May Day may be lei day in Hawai'i, but parents of a certain age know the biggest lei time of the year is graduation — when students are covered to the eyeballs in the traditional tokens of affection. From May Day to the last high school graduation in June, lei makers are jamming to get their wares ready for the season.
Just ask Karen Lau Lee, manager of Cindy's Lei & Flower Shoppe. She recommends ordering in advance, especially if you're making a large order, but being flexible.
"Be open-minded about substitutions," Lee advises. "If something's not available, what's your second choice?"
She's talking up carnation lei this year: They look great in pictures and aren't easily crushed.
Increasingly hard to find is 'ilima — the perennial status-symbol lei.
"Somebody's got to do some serious cultivating," says Lee, who worries that 'ilima lei may eventually disappear from shops. An 'ilima lei, which requires hundreds of the paper-thin delicate blooms to make a single strand, is "labor intensive — to pick the flowers and to make the lei. It's very much a labor of love."
Other advice: Some people might want to steer clear of the ola'a beauty if the grad is wearing white or linen, since it might stain. Oh, and throw in a pikake or plumeria for the smell. Other than that, go with your gut.
"At grad time, you have to be open-minded, a risk taker," Lee said. "Believe in the lei."

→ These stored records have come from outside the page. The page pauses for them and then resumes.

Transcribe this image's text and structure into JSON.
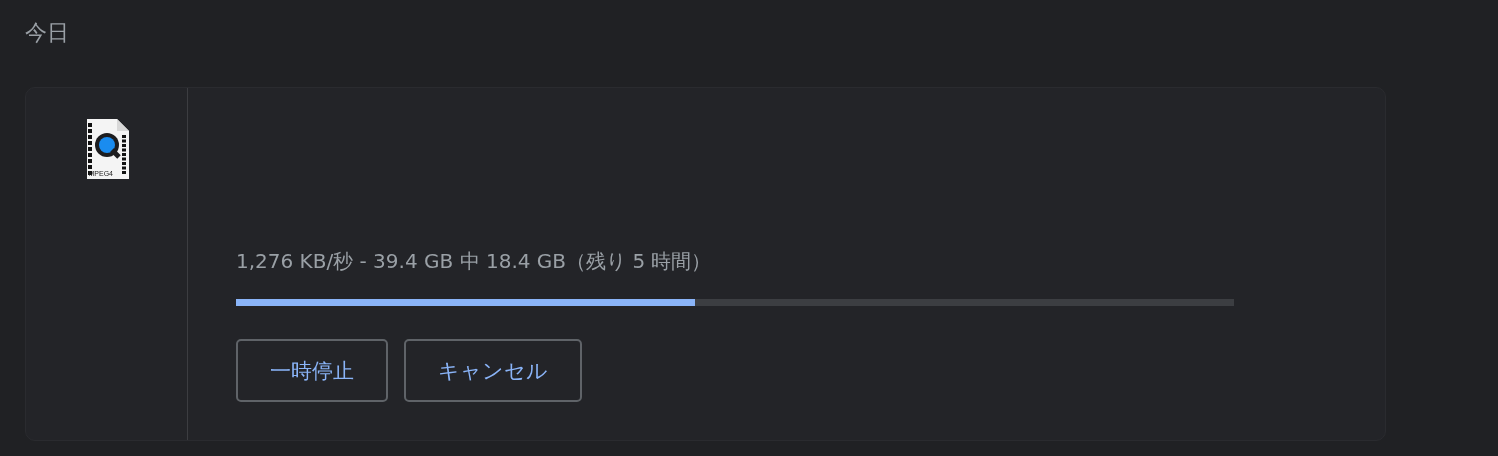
{
  "section_title": "今日",
  "download": {
    "file_icon_label": "MPEG4",
    "status": "1,276 KB/秒 - 39.4 GB 中 18.4 GB（残り 5 時間）",
    "level": 0.46,
    "buttons": [
      "一時停止",
      "キャンセル"
    ]
  }
}
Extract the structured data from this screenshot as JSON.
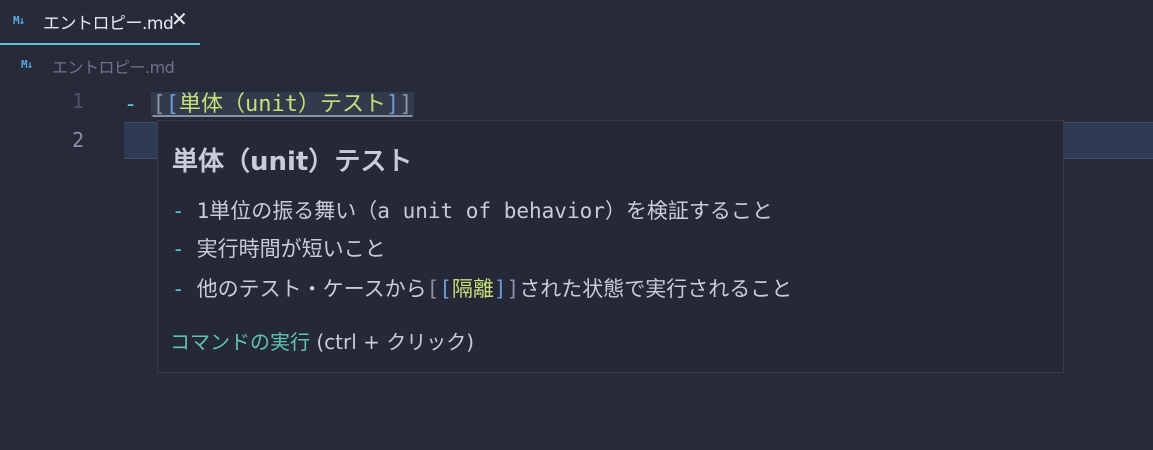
{
  "tab": {
    "icon": "markdown-icon",
    "icon_text": "M↓",
    "label": "エントロピー.md",
    "close_glyph": "✕"
  },
  "breadcrumb": {
    "icon": "markdown-icon",
    "icon_text": "M↓",
    "label": "エントロピー.md"
  },
  "editor": {
    "lines": [
      {
        "number": "1",
        "dash": "-",
        "open_outer": "[",
        "open_inner": "[",
        "link_text": "単体（unit）テスト",
        "close_inner": "]",
        "close_outer": "]"
      },
      {
        "number": "2"
      }
    ]
  },
  "hover": {
    "title": "単体（unit）テスト",
    "items": [
      {
        "dash": "-",
        "text": "1単位の振る舞い（a unit of behavior）を検証すること"
      },
      {
        "dash": "-",
        "text": "実行時間が短いこと"
      },
      {
        "dash": "-",
        "text_before": "他のテスト・ケースから",
        "open_outer": "[",
        "open_inner": "[",
        "link_text": "隔離",
        "close_inner": "]",
        "close_outer": "]",
        "text_after": "された状態で実行されること"
      }
    ],
    "footer_link": "コマンドの実行",
    "footer_hint": " (ctrl + クリック)"
  },
  "colors": {
    "background": "#272a39",
    "accent": "#5fc3d3",
    "link": "#c6e07a",
    "bracket": "#6c9bd4",
    "footer_link": "#5fc3b3"
  }
}
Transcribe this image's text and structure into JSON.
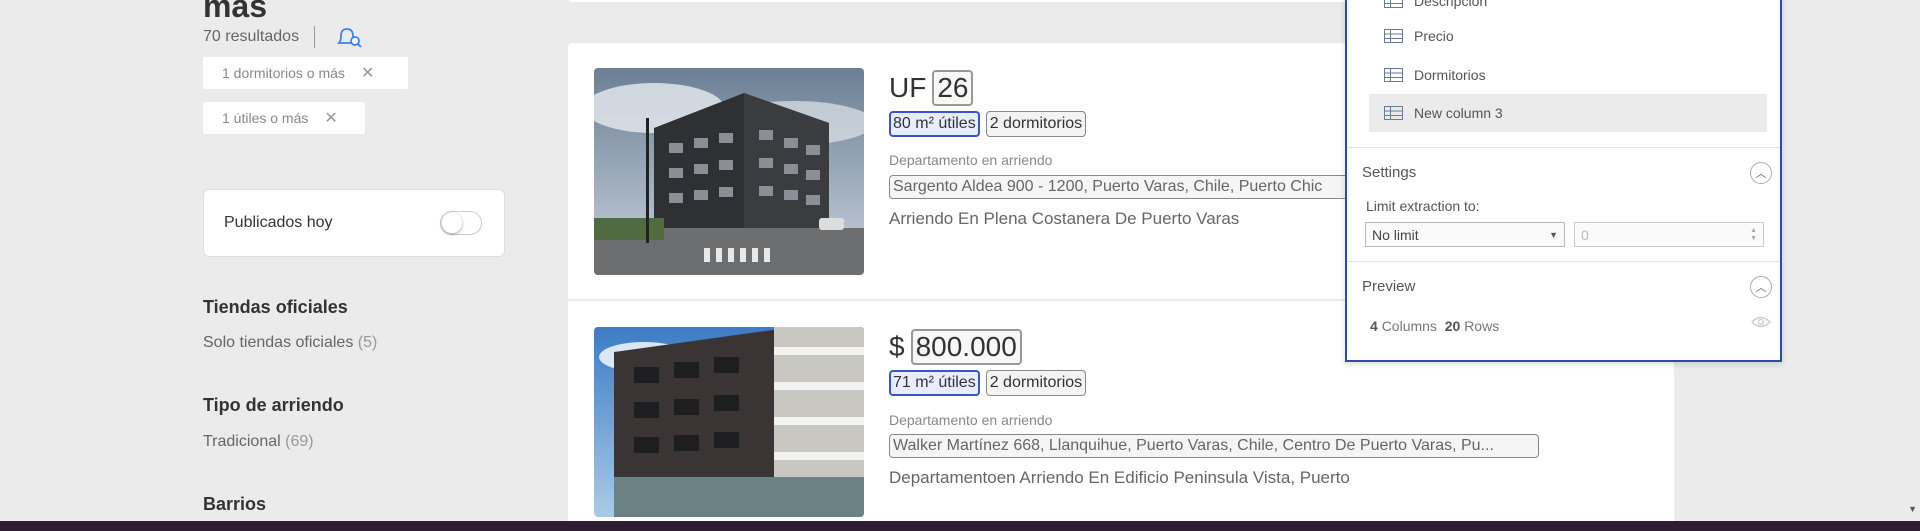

Christine's classmate, Megan Oyama, who now attends Windward Community College, is a fan of the candy lei. She made her own candy lei last year using the school colors (blue and white) for the netting and ribbon around a mixture of chocolate, gum and other sweets. This year Oyama is debating whether to get candy or flower lei for friends in the class behind her. "Candy lei is hard work, flower lei's more expensive," she said.
Oyama noted that many people take a candy version as their one lei allowed at Project Graduation. (Project Graduation events usually allow few outside substances in, to even the field and keep contraband to a minimum.)
One thing Oyama is sure of: Flower or lei, she'll take plenty more.
"You know your friends, but (not) who you're going to give to exactly," she said. "Someone will give you something, so you have to give something back. It's kind of rude not to."
KEEP FLOWERS FRESH
Ayako Yamada at A&K Nursery in Waimanalo suggests keeping flower lei fresh and cool.
"Any flower is going to get wilted in the heat," she said, adding that wilting isn't necessarily a bad thing. "That's the fate of the flowers."
Yamada suggests getting another day of joy from them by putting them in the fridge as soon as possible, "as long as there is life left" in the lei.
And whatever number you think you're going to need? Those in the know say double it.
It's a big time for not just graduates but their parents, family and friends, too.